Proceeding pursuant to CPLR article 78 (transferred to this Court by order of the Supreme Court, entered in Ulster County) to review a determination of the Office of Children and Family services denying petitioner's application to have a report maintained by respondent amended to be unfounded and expunged.
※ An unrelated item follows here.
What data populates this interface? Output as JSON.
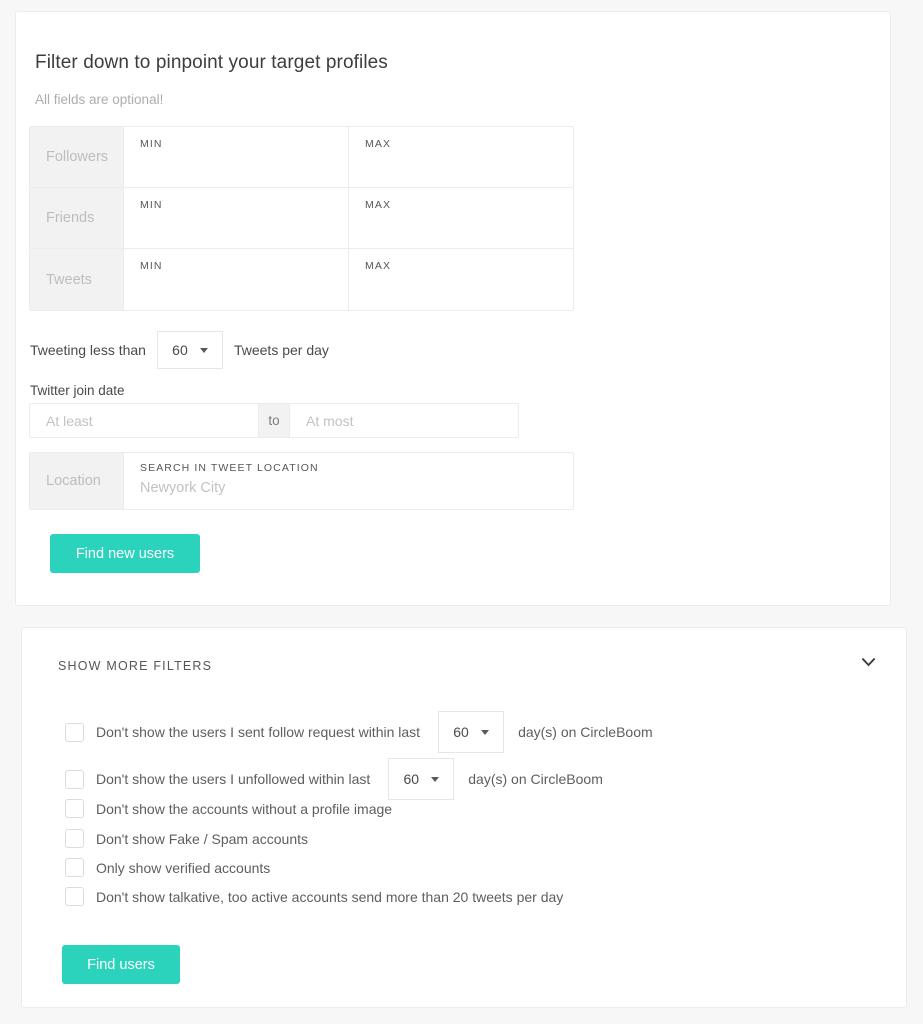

In 2015, the Ulster County Department of Social Services (hereinafter DSS) investigated a report of maltreatment involving petitioner, who operated a children's day-care facility. The allegations stemmed from an incident where a child, who was four years old at the time and acting unruly, sustained bruising after petitioner grabbed his neck and arm while trying to separate him from the other children. After an investigation, DSS found that the report against petitioner was indicated. Petitioner subsequently requested that the Office of Children and Family Services amend the report from indicated to unfounded, but the request was denied. Following an evidentiary hearing, the Hearing Officer determined that petitioner maltreated the child. Petitioner thereafter commenced this CPLR article 78 proceeding, which was transferred to this Court (see CPLR 7804 [g]), seeking to annul the determination and have the report amended to be unfounded and expunged. We confirm.
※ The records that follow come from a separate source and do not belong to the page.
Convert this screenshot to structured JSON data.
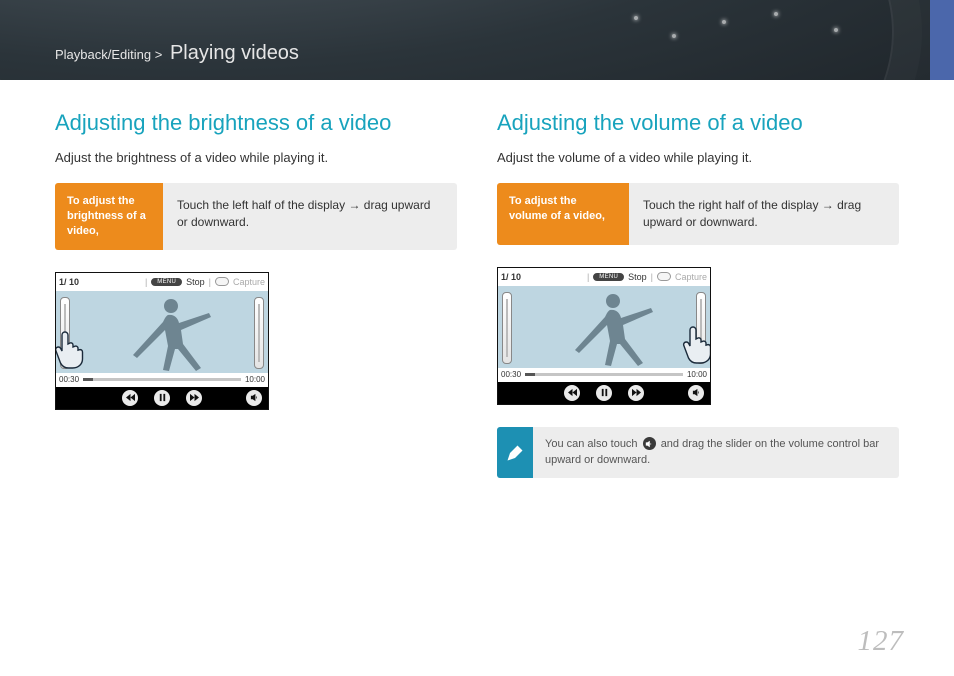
{
  "breadcrumb": {
    "section": "Playback/Editing",
    "sep": ">",
    "title": "Playing videos"
  },
  "left": {
    "heading": "Adjusting the brightness of a video",
    "lead": "Adjust the brightness of a video while playing it.",
    "instr_label": "To adjust the brightness of a video,",
    "instr_body": "Touch the left half of the display → drag upward or downward.",
    "player": {
      "counter": "1/ 10",
      "menu_chip": "MENU",
      "stop": "Stop",
      "capture": "Capture",
      "time_start": "00:30",
      "time_end": "10:00"
    }
  },
  "right": {
    "heading": "Adjusting the volume of a video",
    "lead": "Adjust the volume of a video while playing it.",
    "instr_label": "To adjust the volume of a video,",
    "instr_body": "Touch the right half of the display → drag upward or downward.",
    "player": {
      "counter": "1/ 10",
      "menu_chip": "MENU",
      "stop": "Stop",
      "capture": "Capture",
      "time_start": "00:30",
      "time_end": "10:00"
    },
    "note_pre": "You can also touch",
    "note_post": "and drag the slider on the volume control bar upward or downward."
  },
  "page_number": "127"
}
To establish maltreatment, "the agency was required to demonstrate by a fair [*2]preponderance of the evidence that the child's physical, mental or emotional condition had been impaired or was in imminent danger of becoming impaired as a result of the caregiver's failure to exercise a minimum degree of care in providing the child with appropriate supervision" (Matter of Cheryl Z. v Carrion, 119 AD3d 1109, 1110 [2014] [internal quotation marks, brackets and citations omitted]; see Matter of Tonette E. v New York State Off. of Children & Family Servs., 25 AD3d 994, 995 [2006]; see generally Matter of Natasha W. v New York State Off. of Children & Family Servs., ___ NY3d ___, ___, 2018 NY Slip Op 04379, *1 [2018]). Our review is limited to whether substantial evidence supports the determination (see Matter of John R. v State of N.Y. Off. of Children & Family Servs., 97 AD3d 958, 959 [2012]; Matter of Susan XX. v Tioga County Dept. of Social Servs., 74 AD3d 1543, 1543 [2010]). Furthermore, "where there are two conflicting accounts of events, it is not within this Court's discretion to weigh conflicting testimony or substitute its own judgment for that of the administrative finder of fact, even if a contrary result is viable" (Matter of Ribya BB. v Wing, 243 AD2d 1013, 1014 [1997]; see Matter of Stephen C. v Johnson, 39 AD3d 932, 933-934 [2007], lv denied 9 NY3d 804 [2007]).

According to the hearing testimony of the DSS caseworkers who investigated the matter, the child told them that petitioner squeezed him by the neck because he was behaving poorly. Furthermore, the child demonstrated to both caseworkers how petitioner grabbed him at his throat and that, afterwards, he could barely breathe. One caseworker testified that she observed bruises on the back of the child's arm and on the front of his neck. In view of this testimony, which the Hearing Officer credited, and the documentary evidence, including the urgent care report indicating that, on the day in question, the child presented with bruising, we conclude that substantial evidence supports the determination of maltreatment (see Matter of Castilloux v New York State Off. of Children & Family Servs., 16 AD3d 1061, 1062 [2005], lv denied 5 NY3d 702 [2005]; Matter of Ribya BB. v Wing, 243 AD2d at 1014-1015; Matter of Golden v Department of Social Servs. of Broome County, 155 AD2d 853, 854 [1989]). To the extent that petitioner denied grabbing the child by his neck, this created a credibility issue for the Hearing Officer's resolution (see Matter of Martin MM. v New York State Off. of Children & Family Servs., 110 AD3d 1285, 1286 [2013]; Matter of Michael X. v New York State Cent. Register of Child Abuse & Maltreatment, 77 AD3d 1026, 1027 [2010]). Petitioner's remaining arguments have been considered and are without merit.

McCarthy, J.P., Egan Jr., Lynch and Devine, JJ., concur.

ADJUDGED that the determination is confirmed, without costs, and petition dismissed.